I tried to smile but couldn’t. I directed my imagination for a number of minutes toward that putative Nariman. I imagined her once as a girl who had a desiccated heart and dangled excessive seduction in the path of innocent individuals whom she carefully chose. Then I changed my mind and imagined Nariman as a wastrel boy composing, for eventual release, a scandalous book in which these evedentiary, incriminating trifles would be featured.

I finally quit the site when my languor disappeared, and the torn picture of Linda the Shadow jumped piece by piece before me.

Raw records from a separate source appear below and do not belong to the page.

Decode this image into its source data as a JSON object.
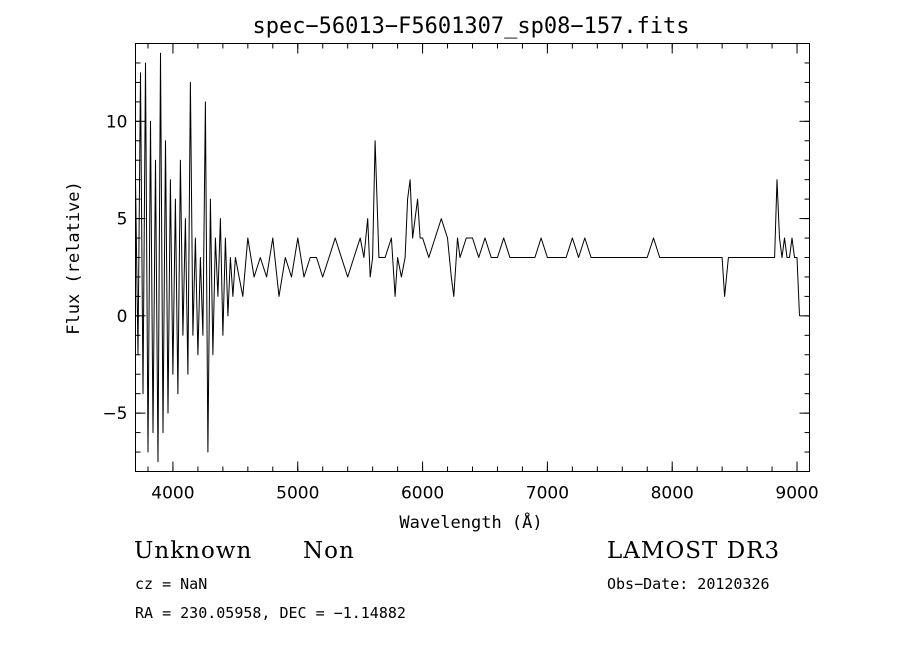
{
  "chart_data": {
    "type": "line",
    "title": "spec−56013−F5601307_sp08−157.fits",
    "xlabel": "Wavelength (Å)",
    "ylabel": "Flux (relative)",
    "xlim": [
      3700,
      9100
    ],
    "ylim": [
      -8,
      14
    ],
    "x_ticks": [
      4000,
      5000,
      6000,
      7000,
      8000,
      9000
    ],
    "y_ticks": [
      -5,
      0,
      5,
      10
    ],
    "y_tick_labels": [
      "−5",
      "0",
      "5",
      "10"
    ],
    "x_minor_step": 200,
    "y_minor_step": 1,
    "grid": false,
    "series": [
      {
        "color": "#000000",
        "x": [
          3700,
          3720,
          3740,
          3760,
          3780,
          3800,
          3820,
          3840,
          3860,
          3880,
          3900,
          3920,
          3940,
          3960,
          3980,
          4000,
          4020,
          4040,
          4060,
          4080,
          4100,
          4120,
          4140,
          4160,
          4180,
          4200,
          4220,
          4240,
          4260,
          4280,
          4300,
          4320,
          4340,
          4360,
          4380,
          4400,
          4420,
          4440,
          4460,
          4480,
          4500,
          4530,
          4560,
          4600,
          4650,
          4700,
          4750,
          4800,
          4850,
          4900,
          4950,
          5000,
          5050,
          5100,
          5150,
          5200,
          5250,
          5300,
          5350,
          5400,
          5450,
          5500,
          5530,
          5560,
          5580,
          5600,
          5620,
          5650,
          5700,
          5750,
          5780,
          5800,
          5830,
          5860,
          5880,
          5900,
          5920,
          5940,
          5960,
          5980,
          6000,
          6050,
          6100,
          6150,
          6200,
          6230,
          6250,
          6280,
          6300,
          6350,
          6400,
          6450,
          6500,
          6550,
          6600,
          6650,
          6700,
          6750,
          6800,
          6850,
          6900,
          6950,
          7000,
          7050,
          7100,
          7150,
          7200,
          7250,
          7300,
          7350,
          7400,
          7450,
          7500,
          7550,
          7600,
          7650,
          7700,
          7750,
          7800,
          7850,
          7900,
          7950,
          8000,
          8050,
          8100,
          8150,
          8200,
          8250,
          8300,
          8350,
          8400,
          8420,
          8450,
          8500,
          8550,
          8600,
          8650,
          8700,
          8750,
          8800,
          8820,
          8840,
          8860,
          8880,
          8900,
          8920,
          8940,
          8960,
          8980,
          9000,
          9020
        ],
        "y": [
          7,
          -2,
          12.5,
          -4,
          13,
          -7,
          10,
          -6,
          8,
          -7.5,
          13.5,
          -6,
          9,
          -5,
          7,
          -3,
          6,
          -4,
          8,
          -1,
          5,
          -3,
          12,
          -1,
          4,
          -2,
          3,
          -1,
          11,
          -7,
          6,
          -2,
          4,
          1,
          5,
          -1,
          4,
          0,
          3,
          1,
          3,
          2,
          1,
          4,
          2,
          3,
          2,
          4,
          1,
          3,
          2,
          4,
          2,
          3,
          3,
          2,
          3,
          4,
          3,
          2,
          3,
          4,
          3,
          5,
          2,
          3,
          9,
          3,
          3,
          4,
          1,
          3,
          2,
          3,
          6,
          7,
          4,
          5,
          6,
          4,
          4,
          3,
          4,
          5,
          4,
          2,
          1,
          4,
          3,
          4,
          4,
          3,
          4,
          3,
          3,
          4,
          3,
          3,
          3,
          3,
          3,
          4,
          3,
          3,
          3,
          3,
          4,
          3,
          4,
          3,
          3,
          3,
          3,
          3,
          3,
          3,
          3,
          3,
          3,
          4,
          3,
          3,
          3,
          3,
          3,
          3,
          3,
          3,
          3,
          3,
          3,
          1,
          3,
          3,
          3,
          3,
          3,
          3,
          3,
          3,
          3,
          7,
          4,
          3,
          4,
          3,
          3,
          4,
          3,
          3,
          0
        ]
      }
    ]
  },
  "info": {
    "object_class": "Unknown",
    "object_subclass": "Non",
    "survey": "LAMOST DR3",
    "cz": "cz = NaN",
    "obs_date": "Obs−Date: 20120326",
    "coords": "RA = 230.05958, DEC =  −1.14882"
  }
}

I had made a huge error when I gave my cell phone number to Shu‘ayb Zuhri, the young man from Wadi al-Hikma who wrote the story that was totally unrelated to Cervantes. My phone was busy most of the day with Zuhri’s damn messages, which contained flash stories that I was supposed to read and comment on. I didn’t have the strength even to peruse a traffic sign while I was driving, but the writer’s insistence finally moved me to cast a few quick glances at his stories. I discovered a story called “Whisper”, which read: “I whispered to the cloud, and the cloud heard my whisper.” Another story, which was named “The Outcast” read: “I found our neighbors’ dog in a district dozens of kilometers from ours. I asked her, ‘Why are you here, bitch?’ She replied, ‘It’s not because one of your neighbors cast me out of their house, even though they don’t have food for breakfast, lunch, or supper.’”

I started to reply to this inanity with a comment even more inane but refrained at the last moment. It wouldn’t hurt me to deceive a fantasist and let time teach him wisdom, just as it had taught me. Perhaps he would grow up one day. I wrote him: “Astonishing, Zuhri.  You’re on the right track.”